Does the Court of Chancery's Remedy Opinion, which held that an appraisal claimant who subsequently joined a plenary class action after its appraisal claims became worthless, is entitled to full fair-price damages without offset for merger consideration it never received, meet the strict criteria for certification of an interlocutory appeal under Delaware Supreme Court Rule 42?


Opinions:

Majority - Laster, V.C.

No, the Court of Chancery should not certify an interlocutory appeal from its Remedy Opinion. First, the application for certification was untimely, filed three days beyond the deadline calculated under Supreme Court Rule 11. Although Lampert’s counsel made a mistake by calculating under a different rule, this constitutes excusable neglect, not the 'good cause' required for an extension. Second, the Remedy Opinion did not resolve a substantial issue of material importance that warrants early appellate review. The court decided the merits of the fiduciary duty claims in the Post-Trial Opinion over a year prior; the Remedy Opinion merely quantified the Fund’s entitlement to damages based on settled precedent.

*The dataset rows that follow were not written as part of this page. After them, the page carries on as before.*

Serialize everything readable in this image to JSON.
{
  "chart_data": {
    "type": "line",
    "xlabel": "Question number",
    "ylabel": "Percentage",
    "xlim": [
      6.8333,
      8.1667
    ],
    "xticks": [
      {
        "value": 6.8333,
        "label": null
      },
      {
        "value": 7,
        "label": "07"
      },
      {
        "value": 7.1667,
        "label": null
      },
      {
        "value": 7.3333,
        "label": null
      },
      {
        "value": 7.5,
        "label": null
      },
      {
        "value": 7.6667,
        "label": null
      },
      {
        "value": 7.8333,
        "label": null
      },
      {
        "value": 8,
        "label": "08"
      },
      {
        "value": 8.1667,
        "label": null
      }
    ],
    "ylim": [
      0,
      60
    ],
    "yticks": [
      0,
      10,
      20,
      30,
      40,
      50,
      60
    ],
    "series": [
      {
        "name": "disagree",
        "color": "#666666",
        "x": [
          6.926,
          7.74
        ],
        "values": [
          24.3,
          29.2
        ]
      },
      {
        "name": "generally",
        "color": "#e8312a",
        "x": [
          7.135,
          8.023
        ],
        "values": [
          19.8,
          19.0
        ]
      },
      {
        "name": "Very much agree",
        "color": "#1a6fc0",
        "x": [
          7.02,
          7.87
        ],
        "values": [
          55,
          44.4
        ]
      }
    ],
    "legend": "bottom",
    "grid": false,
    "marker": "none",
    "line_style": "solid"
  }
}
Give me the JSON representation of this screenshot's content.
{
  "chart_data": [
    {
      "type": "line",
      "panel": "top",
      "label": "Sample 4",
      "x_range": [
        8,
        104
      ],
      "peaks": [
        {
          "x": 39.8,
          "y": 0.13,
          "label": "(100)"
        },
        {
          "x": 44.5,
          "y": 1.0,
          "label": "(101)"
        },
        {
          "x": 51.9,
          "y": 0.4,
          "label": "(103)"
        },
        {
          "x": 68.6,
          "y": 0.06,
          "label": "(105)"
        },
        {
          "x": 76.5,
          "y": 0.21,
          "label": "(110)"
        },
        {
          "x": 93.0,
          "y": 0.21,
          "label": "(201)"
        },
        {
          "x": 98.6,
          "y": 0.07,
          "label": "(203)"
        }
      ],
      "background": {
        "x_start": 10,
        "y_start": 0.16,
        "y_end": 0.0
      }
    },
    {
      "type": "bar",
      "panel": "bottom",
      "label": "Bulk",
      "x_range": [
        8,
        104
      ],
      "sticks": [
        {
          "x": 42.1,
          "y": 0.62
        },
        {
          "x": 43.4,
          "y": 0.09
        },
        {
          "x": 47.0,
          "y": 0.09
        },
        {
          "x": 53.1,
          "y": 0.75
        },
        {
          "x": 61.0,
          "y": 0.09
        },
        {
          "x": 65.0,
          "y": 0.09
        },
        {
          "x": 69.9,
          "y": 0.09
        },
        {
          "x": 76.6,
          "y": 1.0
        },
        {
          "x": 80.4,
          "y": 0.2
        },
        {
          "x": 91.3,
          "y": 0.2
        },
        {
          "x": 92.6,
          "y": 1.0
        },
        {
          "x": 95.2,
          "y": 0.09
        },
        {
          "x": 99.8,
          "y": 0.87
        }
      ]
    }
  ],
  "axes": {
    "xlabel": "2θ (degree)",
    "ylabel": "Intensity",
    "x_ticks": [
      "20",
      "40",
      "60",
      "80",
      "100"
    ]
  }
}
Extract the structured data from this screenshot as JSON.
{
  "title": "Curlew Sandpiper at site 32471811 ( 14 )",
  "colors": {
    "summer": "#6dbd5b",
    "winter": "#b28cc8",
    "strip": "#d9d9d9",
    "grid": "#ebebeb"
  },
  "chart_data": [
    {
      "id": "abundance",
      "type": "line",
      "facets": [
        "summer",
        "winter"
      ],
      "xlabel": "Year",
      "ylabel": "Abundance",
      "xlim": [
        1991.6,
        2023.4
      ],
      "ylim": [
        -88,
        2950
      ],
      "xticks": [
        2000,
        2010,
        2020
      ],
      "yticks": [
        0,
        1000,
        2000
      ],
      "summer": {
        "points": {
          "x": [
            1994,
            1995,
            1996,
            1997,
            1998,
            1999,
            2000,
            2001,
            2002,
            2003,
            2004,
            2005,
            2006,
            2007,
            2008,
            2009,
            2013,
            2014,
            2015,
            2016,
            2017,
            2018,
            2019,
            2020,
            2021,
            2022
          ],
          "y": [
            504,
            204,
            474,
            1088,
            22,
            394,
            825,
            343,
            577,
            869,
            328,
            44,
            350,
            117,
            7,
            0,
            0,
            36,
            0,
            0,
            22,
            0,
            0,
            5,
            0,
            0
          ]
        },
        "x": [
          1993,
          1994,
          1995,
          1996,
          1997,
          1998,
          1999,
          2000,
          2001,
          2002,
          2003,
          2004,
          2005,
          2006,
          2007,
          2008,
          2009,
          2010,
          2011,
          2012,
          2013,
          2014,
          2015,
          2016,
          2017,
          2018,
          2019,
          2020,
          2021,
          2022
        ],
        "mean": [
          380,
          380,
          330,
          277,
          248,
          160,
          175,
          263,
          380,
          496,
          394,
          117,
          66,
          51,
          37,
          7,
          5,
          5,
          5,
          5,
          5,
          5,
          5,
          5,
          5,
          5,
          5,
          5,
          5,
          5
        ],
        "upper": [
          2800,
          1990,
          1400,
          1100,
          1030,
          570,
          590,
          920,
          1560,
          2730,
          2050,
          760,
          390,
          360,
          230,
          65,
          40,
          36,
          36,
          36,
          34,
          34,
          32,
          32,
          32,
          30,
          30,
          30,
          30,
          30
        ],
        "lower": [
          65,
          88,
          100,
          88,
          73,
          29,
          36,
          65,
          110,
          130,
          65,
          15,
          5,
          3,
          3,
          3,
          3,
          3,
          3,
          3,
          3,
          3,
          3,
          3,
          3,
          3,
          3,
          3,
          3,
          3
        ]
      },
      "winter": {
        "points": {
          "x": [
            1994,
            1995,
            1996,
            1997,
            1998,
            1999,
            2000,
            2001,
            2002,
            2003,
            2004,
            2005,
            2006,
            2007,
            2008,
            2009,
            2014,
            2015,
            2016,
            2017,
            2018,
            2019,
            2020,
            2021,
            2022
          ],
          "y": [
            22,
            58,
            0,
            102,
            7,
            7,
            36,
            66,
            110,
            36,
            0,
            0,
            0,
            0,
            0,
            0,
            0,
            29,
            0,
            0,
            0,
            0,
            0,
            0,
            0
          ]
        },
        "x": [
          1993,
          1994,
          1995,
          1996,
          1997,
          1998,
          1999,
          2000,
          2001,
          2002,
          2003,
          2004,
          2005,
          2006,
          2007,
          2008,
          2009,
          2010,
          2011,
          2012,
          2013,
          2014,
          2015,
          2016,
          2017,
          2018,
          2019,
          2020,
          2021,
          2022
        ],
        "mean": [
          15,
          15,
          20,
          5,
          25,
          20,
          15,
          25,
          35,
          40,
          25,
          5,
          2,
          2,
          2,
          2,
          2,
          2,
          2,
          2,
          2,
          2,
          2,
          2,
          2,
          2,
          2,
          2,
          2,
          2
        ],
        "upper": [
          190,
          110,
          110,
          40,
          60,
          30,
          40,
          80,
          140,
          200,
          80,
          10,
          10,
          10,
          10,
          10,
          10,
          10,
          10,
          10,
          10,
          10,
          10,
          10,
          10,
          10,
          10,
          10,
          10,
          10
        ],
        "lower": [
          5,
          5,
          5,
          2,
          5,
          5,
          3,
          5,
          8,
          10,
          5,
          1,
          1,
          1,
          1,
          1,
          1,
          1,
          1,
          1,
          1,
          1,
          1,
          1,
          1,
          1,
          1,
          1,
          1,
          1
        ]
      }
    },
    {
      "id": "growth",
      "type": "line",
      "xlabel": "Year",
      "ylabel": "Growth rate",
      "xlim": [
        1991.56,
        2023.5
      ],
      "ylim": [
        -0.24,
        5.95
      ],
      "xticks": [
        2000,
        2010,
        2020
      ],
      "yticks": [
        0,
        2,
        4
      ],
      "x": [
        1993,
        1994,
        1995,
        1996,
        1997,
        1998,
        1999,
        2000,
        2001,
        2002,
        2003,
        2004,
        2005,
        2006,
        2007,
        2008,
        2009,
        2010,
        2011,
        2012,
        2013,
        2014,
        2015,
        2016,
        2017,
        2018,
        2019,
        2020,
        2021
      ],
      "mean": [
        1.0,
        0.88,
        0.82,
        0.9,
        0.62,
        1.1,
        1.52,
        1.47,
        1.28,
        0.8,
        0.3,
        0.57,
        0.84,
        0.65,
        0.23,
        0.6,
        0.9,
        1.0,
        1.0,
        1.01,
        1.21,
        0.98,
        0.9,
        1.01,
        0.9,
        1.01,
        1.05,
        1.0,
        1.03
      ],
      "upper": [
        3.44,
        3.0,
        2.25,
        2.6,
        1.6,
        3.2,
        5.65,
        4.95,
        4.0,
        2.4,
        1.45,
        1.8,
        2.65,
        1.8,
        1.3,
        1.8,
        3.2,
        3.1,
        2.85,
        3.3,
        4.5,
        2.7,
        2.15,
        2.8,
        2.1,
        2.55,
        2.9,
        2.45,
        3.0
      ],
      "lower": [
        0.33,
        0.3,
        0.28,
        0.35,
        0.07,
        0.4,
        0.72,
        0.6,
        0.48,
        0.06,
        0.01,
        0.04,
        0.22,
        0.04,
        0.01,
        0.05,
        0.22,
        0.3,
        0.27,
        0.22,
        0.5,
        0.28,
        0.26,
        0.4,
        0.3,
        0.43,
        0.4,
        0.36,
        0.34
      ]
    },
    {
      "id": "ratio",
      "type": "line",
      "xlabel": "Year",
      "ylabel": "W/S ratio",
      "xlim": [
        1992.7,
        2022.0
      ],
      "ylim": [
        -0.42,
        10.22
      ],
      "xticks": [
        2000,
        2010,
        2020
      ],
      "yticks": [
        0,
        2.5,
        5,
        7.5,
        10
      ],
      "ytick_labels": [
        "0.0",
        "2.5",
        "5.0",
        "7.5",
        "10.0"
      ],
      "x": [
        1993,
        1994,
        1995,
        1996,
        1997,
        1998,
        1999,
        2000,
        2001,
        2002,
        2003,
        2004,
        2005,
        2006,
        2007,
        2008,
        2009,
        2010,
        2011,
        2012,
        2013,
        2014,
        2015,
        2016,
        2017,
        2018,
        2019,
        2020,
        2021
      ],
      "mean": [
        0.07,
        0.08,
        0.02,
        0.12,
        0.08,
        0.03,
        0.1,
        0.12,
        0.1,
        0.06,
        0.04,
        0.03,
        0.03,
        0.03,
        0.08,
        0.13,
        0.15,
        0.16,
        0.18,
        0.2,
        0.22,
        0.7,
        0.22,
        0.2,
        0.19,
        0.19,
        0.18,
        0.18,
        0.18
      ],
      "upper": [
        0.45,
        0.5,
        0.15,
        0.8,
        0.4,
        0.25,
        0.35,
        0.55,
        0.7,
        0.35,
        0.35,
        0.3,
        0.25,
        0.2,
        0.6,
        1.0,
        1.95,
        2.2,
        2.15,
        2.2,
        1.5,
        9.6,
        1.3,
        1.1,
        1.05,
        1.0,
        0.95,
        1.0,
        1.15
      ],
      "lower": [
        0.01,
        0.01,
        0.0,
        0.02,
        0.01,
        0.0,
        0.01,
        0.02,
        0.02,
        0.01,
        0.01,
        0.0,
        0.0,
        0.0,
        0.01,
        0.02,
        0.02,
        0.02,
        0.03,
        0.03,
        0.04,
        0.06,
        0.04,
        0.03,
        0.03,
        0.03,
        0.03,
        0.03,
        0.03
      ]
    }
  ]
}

The court rejected Lampert’s policy argument that the Remedy Opinion unfairly 'offloads credit risk' onto defendants, clarifying that damages for disloyalty are owed to make beneficiaries whole, regardless of an appraisal claimant's choice or a company's solvency. The Remedy Opinion applied established legal principles from cases like Technicolor, Emerging Communications, Dole Food, and Mindbody to the specific facts, which does not constitute a question of first impression nor does it create a conflict with other trial court decisions. The reasoning of Technicolor makes clear that an appraisal claimant can pursue a plenary action and choose between remedies, and the timing or reason for that choice (e.g., bankruptcy) is irrelevant, as is proving a causal role of the defendant in the appraisal's failure. Furthermore, the issues raised regarding the appraisal statute were settled by Technicolor, and accepting Lampert's arguments would require overruling that precedent. Third, an interlocutory appeal would not terminate the litigation; a reversal would only remand for further consideration of the settlement, and the case is on the verge of a final judgment (either after a fee award or settlement approval), allowing for a single appeal as of right. Therefore, the court finds no substantial benefits to interlocutory review that outweigh its certain costs, and the interests of justice do not support granting it.



Analysis:

This decision reaffirms Delaware's stringent standards for certifying interlocutory appeals, highlighting the judiciary's commitment to the 'final order' doctrine to prevent piecemeal litigation and conserve judicial resources. By denying certification, the court emphasizes that even significant financial implications or complex factual scenarios will not justify an early appeal if the underlying legal principles are settled. The ruling also reinforces the lasting precedential value of Cede & Co. v. Technicolor, Inc., ensuring that claimants in fiduciary duty actions retain the flexibility to choose their most favorable remedy without being penalized by intervening events like bankruptcy, and that disloyal fiduciaries remain obligated to pay full compensatory damages.